1. Refund of Special Additional Duty (SAD) under Notification No. 102/2007-Cus:
The core issue in these appeals is the disallowance of the refund of SAD under Notification No. 102/2007-Cus. The lower authorities rejected the refund claims on the grounds that no VAT/CST was paid on the imported goods at the time of sale, thus not fulfilling condition 2(d) of the notification. The Tribunal referenced the case of Kubota Agricultural Machinery India Pvt. Ltd. and Acer India Pvt. Ltd. Vs CC Chennai-IV, where it was established that if the appropriate rate of Sales Tax/VAT was Nil, then the appropriate Sales Tax/VAT would also be Nil, making the importers eligible for the refund.

2. Non-payment of VAT/CST on imported goods at the time of sale:
The lower authorities argued that the refund is only eligible if the importer has paid appropriate VAT for the sale invoices. Since the imported goods were exempted from VAT/CST, the authorities contended that the payment of VAT/CST did not arise. However, the Tribunal found that the matter was no longer res integra, citing the Kubota Agricultural Machinery decision which clarified that the term "appropriate" VAT/Sales Tax includes a Nil rate.

3. Eligibility for refund when VAT/CST rate is Nil:
The Tribunal examined the legislative intent behind the imposition of SAD, which was to counterbalance the element of sales tax/VAT on like articles sold domestically. It was noted that the SAD was introduced to provide a level playing field for domestic producers by neutralizing the tax burden on imported goods. The Tribunal referenced the Finance Minister’s Budget Speech and the relevant sections of the Customs Tariff Act, 1975, which supported the argument that a Nil rate of VAT/Sales Tax is considered appropriate duty.

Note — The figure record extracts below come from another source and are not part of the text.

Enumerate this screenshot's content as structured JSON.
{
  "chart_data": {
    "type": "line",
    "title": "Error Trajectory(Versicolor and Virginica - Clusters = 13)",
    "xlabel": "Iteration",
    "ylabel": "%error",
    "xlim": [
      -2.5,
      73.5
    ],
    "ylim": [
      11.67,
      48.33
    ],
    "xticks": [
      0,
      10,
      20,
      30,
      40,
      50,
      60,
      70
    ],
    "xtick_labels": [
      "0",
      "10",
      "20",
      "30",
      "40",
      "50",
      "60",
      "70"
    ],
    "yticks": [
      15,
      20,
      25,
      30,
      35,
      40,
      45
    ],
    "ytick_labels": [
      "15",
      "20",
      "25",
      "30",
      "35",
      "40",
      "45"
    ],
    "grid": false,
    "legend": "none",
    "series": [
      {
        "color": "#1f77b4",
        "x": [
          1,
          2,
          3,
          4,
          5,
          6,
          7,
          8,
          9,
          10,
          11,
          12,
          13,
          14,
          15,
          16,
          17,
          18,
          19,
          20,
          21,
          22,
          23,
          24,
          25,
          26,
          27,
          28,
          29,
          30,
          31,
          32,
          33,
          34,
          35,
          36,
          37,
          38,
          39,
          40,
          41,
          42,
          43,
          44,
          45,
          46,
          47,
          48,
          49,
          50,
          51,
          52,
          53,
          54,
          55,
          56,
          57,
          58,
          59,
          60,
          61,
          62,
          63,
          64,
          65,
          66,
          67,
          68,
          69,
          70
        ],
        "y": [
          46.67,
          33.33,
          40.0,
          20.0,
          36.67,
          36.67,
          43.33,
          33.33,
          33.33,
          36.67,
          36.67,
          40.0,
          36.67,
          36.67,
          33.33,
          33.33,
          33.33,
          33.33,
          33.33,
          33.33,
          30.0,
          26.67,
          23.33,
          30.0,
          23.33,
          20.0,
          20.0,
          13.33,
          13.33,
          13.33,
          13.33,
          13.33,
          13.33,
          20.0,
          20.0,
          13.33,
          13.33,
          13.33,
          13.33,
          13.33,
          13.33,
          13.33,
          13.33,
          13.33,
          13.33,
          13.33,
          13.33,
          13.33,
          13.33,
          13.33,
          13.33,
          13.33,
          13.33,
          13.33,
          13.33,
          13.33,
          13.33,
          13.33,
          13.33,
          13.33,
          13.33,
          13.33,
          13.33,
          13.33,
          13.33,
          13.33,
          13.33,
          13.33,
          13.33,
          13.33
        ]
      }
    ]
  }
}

The Tribunal also referred to the Supreme Court judgment in Vazir Sultan Tobacco Co. Ltd., which held that a Nil rate is also an appropriate duty. The Tribunal concluded that non-refund of 4% SAD on the grounds of Nil VAT/Sales Tax would result in unintended taxation and discrimination against the importer.

In conclusion, the Tribunal found that the appellants had discharged the appropriate sales tax/VAT for the sale of imported goods, and therefore, the refund claims under Notification No. 102/2007-Cus. could not be denied. The impugned orders were set aside, and the appeals were allowed with consequential relief as per law.

Final Judgment:
The Tribunal allowed the appeals, setting aside the impugned orders and granting consequential relief as per law, following the ratio laid down in the Kubota Agricultural Machinery decision.